SQL got some attention this month; Google released an upgrade to their managed Postgres instance to the latest version, Postgres 13. Databricks released SQL Analytics providing a familiar SQL interface for querying delta lake tables. SQL Analytics provides both a workspace and connectors to popular BI solutions to facilitate the work of analysts. Amazon also played into the SQL game by introducing a SQL compatible query language for DynamoDB.
Amazon introduced a managed service for data workflows leveraging Apache Airflow. Talking about Airflow, Airflow 2.0 entered in BETA state this November and is due to be upgraded to release candidate status in December. Airflow also received a new Provider for Great Expectations.
Data Quality was a focus for more than Airflow this month. A case study for Great Expectation was released with Heineken. DBT got its’ own port of Great Expectations in the form of DBT-Expectations. Simultaneously, Airbnb gave an overview of their work around improving data quality in a two-parts blog post [1] [2].
Testing with DBT was the focus of an article from Shopify Engineering, introducing their Seamster framework for performing unit tests on DBT’s SQL models, leveraging as well tests defined through great expectations. Testing was also the focus of an article on towardsdatascience, introducing us to synthetic data generation using the Synthetic Data Vault (SVD) Library. The folks at LakeFs had a different idea of the scope of testing, attempting to introduce Netflix’s Monkey approach towards the data lake.
Along the line of Data Management, Quality, and Data Governance, Uber introduced Databook to the world. Databook is their solution for facilitating dataset discovery and providing dataset metadata to end-users.
Data Meshes, Data lakes, and Data warehouses architecture were from Picnic introducing us to their Lakeless data warehouse. At the same time, interest provided us with insights on their shift from Lambda to Kappa architecture for their Visual signal infrastructure.
Real-time processing was the focus of an article from Cloudera providing an overview of the real-time solutions on their platform. Walmart shared their views on best preparing event-driven data, the typical pattern for integration in real-time driven architectures. Slack shared with us how they created their analytics logging library using React to facilitate the sending of events for customer behavior tracking.
Stopford's article looked beyond the current stream processing paradigm towards a hybrid of tables and streams such as provided through ksqlDB. The article makes a case for the creation of better tooling to support this increasingly important use case.
On the Machine Learning front, Apple published the article Leveraging ML Compute for Accelerated Training on Mac, showing how the new Macbook with processor based on the new M1 processor improved upon the previous Macbook for Machine Learning workload.
Machine Learning Lifecycle and Governance — Salesforce provided some insights on their training and experimentation platform, the engine behind Salesforce Einstein.
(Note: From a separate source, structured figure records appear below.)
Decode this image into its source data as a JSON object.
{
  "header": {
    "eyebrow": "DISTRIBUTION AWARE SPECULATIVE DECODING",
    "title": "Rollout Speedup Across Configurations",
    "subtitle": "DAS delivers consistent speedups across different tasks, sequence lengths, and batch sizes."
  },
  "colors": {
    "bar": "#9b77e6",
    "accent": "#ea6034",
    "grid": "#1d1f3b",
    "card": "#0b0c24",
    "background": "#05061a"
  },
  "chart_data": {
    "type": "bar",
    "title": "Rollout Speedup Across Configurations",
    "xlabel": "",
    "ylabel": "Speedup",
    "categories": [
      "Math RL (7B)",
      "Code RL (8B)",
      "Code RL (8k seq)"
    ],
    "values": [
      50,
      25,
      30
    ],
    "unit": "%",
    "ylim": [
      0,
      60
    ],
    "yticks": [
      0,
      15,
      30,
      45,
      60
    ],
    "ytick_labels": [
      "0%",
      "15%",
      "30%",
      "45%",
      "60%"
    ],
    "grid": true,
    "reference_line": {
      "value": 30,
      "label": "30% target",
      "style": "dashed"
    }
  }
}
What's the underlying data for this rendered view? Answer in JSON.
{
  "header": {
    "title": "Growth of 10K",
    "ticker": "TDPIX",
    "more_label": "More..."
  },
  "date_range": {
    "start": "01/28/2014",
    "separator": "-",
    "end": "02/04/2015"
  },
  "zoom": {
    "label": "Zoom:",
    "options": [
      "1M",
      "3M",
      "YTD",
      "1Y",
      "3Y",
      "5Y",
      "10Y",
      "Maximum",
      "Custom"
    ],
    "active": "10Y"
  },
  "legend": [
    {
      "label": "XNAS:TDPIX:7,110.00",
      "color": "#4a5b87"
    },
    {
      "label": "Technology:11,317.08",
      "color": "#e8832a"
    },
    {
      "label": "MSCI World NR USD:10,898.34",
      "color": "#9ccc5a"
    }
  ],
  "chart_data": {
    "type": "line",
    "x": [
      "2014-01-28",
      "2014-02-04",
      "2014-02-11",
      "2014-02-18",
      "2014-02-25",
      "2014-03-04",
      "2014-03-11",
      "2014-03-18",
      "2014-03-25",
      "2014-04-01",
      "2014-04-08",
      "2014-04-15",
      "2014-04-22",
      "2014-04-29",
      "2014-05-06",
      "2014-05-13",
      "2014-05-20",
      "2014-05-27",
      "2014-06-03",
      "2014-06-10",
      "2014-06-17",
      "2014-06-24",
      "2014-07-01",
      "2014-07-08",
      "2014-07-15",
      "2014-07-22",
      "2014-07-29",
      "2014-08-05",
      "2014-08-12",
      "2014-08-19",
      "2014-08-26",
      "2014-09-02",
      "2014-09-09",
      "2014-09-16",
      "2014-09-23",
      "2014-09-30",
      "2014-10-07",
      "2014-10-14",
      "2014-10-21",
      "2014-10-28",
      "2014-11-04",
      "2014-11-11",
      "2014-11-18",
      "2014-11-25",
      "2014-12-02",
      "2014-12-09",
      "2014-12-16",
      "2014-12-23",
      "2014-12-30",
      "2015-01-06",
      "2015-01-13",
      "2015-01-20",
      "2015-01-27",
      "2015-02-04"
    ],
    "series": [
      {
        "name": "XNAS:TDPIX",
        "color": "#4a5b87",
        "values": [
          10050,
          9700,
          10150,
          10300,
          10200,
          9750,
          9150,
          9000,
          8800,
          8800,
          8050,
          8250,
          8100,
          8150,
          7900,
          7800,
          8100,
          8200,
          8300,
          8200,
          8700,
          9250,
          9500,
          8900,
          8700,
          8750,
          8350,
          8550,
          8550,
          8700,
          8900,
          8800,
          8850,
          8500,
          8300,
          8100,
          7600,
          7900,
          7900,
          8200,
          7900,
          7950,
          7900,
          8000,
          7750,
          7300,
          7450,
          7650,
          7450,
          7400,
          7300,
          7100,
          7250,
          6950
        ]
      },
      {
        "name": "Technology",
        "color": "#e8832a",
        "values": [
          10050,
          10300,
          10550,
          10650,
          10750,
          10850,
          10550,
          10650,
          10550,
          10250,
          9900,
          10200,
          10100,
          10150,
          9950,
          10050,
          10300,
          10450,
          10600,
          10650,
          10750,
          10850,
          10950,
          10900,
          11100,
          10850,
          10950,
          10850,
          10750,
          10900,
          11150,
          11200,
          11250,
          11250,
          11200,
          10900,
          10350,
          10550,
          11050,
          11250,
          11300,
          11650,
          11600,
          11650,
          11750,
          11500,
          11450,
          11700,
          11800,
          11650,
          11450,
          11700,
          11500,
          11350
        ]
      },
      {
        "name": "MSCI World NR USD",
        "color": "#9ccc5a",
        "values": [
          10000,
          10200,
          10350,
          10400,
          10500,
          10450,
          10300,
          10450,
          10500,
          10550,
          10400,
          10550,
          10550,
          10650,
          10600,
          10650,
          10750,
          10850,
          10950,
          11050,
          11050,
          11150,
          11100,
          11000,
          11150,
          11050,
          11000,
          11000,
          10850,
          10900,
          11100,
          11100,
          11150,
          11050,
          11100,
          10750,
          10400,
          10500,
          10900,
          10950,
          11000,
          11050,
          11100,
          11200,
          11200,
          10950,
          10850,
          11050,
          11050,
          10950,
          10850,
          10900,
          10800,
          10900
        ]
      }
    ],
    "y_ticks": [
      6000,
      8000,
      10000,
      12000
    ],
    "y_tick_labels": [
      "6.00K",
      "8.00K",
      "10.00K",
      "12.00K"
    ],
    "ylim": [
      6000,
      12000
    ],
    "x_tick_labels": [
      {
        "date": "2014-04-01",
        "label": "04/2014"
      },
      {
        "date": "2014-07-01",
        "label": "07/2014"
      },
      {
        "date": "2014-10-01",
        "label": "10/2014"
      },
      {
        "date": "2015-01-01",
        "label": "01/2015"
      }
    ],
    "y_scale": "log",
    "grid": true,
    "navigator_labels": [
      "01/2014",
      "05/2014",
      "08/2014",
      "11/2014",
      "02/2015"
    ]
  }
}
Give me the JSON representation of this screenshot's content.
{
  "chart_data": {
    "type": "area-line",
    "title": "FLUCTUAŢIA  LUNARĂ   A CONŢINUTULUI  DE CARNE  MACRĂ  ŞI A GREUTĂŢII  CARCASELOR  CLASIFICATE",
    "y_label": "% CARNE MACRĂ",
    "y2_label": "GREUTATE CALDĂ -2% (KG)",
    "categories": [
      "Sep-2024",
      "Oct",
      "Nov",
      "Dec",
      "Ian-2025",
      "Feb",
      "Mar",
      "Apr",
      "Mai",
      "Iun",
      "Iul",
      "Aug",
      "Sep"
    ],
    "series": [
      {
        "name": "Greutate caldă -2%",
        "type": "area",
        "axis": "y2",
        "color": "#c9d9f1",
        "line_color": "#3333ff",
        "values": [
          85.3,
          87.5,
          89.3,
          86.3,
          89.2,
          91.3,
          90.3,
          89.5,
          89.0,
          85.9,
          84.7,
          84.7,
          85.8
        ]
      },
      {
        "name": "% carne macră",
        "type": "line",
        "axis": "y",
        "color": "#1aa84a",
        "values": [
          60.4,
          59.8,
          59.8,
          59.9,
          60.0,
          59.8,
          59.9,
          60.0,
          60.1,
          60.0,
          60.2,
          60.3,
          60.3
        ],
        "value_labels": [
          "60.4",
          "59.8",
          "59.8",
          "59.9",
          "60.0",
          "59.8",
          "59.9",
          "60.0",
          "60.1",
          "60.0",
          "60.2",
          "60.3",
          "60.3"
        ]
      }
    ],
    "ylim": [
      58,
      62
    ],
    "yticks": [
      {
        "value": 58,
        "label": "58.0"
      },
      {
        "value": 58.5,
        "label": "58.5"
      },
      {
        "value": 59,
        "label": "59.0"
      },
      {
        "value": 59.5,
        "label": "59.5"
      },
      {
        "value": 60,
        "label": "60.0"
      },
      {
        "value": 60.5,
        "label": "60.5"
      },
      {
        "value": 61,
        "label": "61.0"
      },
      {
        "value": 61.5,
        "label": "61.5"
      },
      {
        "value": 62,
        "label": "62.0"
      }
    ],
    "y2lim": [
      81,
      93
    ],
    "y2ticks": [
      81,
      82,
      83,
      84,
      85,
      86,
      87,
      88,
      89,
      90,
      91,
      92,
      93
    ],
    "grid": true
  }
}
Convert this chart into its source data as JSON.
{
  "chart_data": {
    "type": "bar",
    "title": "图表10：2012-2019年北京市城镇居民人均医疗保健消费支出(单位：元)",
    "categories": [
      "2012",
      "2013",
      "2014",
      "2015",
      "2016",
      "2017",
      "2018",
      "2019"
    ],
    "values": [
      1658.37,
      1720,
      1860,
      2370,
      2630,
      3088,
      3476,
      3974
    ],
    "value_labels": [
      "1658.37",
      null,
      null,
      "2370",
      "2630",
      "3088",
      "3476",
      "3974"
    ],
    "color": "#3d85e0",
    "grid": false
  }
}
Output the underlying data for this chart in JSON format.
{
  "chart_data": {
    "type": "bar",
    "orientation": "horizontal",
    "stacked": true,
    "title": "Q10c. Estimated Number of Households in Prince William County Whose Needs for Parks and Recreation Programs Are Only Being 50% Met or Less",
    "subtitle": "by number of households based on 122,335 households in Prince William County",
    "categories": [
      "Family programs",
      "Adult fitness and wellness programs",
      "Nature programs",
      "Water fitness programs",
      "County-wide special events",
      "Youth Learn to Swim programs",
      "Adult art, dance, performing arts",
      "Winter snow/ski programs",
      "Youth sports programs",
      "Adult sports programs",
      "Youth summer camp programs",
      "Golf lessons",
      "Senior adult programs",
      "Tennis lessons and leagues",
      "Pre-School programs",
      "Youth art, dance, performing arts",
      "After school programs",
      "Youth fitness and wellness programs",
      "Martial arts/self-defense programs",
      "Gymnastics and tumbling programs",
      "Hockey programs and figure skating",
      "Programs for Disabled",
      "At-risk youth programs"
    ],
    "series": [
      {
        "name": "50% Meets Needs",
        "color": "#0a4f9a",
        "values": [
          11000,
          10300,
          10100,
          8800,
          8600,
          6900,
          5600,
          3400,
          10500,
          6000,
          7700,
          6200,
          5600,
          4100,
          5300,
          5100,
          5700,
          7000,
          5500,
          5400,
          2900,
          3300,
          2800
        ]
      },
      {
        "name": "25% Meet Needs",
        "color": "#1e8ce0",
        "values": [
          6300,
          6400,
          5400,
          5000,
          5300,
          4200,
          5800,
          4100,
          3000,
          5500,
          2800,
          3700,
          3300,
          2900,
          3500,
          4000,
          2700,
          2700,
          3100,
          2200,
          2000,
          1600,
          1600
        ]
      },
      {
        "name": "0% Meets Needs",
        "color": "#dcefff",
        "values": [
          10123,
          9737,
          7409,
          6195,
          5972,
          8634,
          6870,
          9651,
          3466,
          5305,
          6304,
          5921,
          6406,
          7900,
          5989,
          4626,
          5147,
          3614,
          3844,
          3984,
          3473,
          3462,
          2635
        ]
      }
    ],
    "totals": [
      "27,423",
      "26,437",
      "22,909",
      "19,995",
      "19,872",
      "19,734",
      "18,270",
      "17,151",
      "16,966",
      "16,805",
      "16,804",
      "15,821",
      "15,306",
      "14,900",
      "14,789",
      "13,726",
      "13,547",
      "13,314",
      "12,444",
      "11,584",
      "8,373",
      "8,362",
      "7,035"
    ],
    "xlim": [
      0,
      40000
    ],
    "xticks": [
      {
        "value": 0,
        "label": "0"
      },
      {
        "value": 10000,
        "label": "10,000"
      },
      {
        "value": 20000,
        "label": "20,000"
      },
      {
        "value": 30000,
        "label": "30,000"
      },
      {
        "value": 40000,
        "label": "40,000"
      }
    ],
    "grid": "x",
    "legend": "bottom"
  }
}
While we could find an article on towardsdatascience on the engineering practices for machine learning lifecycle at Google and Microsoft. H2O provided an overview of their H2O AutoDoc, helping automate machine learning model documentation. Microsoft shared some insights on how to manage machine learning governance at scale.
Machine Learning training and tuning — Machine Learning model Bias has been a topic of concern. To help mitigate the impact, Google released MinDiff, a new regularization technique on the Tensorflow Library. In contrast, Expedia gave us more practical examples of tuning and regularizing decision trees for learning to rank.
On the NLP front, Google introduced us to their Language Interpretability tool (LIT) to understand NLP models. Amazon provided us with an overview on how to make AI better at reading comprehension.
Deep Learning — Google provided some GANS output to create fantastical chimera images automatically. They showed how 3D creature models created by digital artists could create the required number of images needed for training the GANS model and how fine-tuning the perceptual loss could result in drastically different rendering.
Machine learning education front, Google launched a machine learning engineer certification.
For web analytics, two articles caught my attention this month, one from Pinterest about “A better clickthrough rate,” providing insights as some of the pitfalls to leveraging click-through rate as a metrics and what potential treatment can be applied to mitigate some of its’ shortcomings.
The following article by Murat Ova on Linkedin caught my attention. The article discusses the potential of leveraging behavioral economics with web analytics to optimize and influence purchasing decisions through the vector of recommendations. While I am not certain of the practicality of trying to influence customer behavior through this implementation versus using optimizing recommendation for increased AOV using a machine learning model, I would be curious to see the results coming from implementing such theory.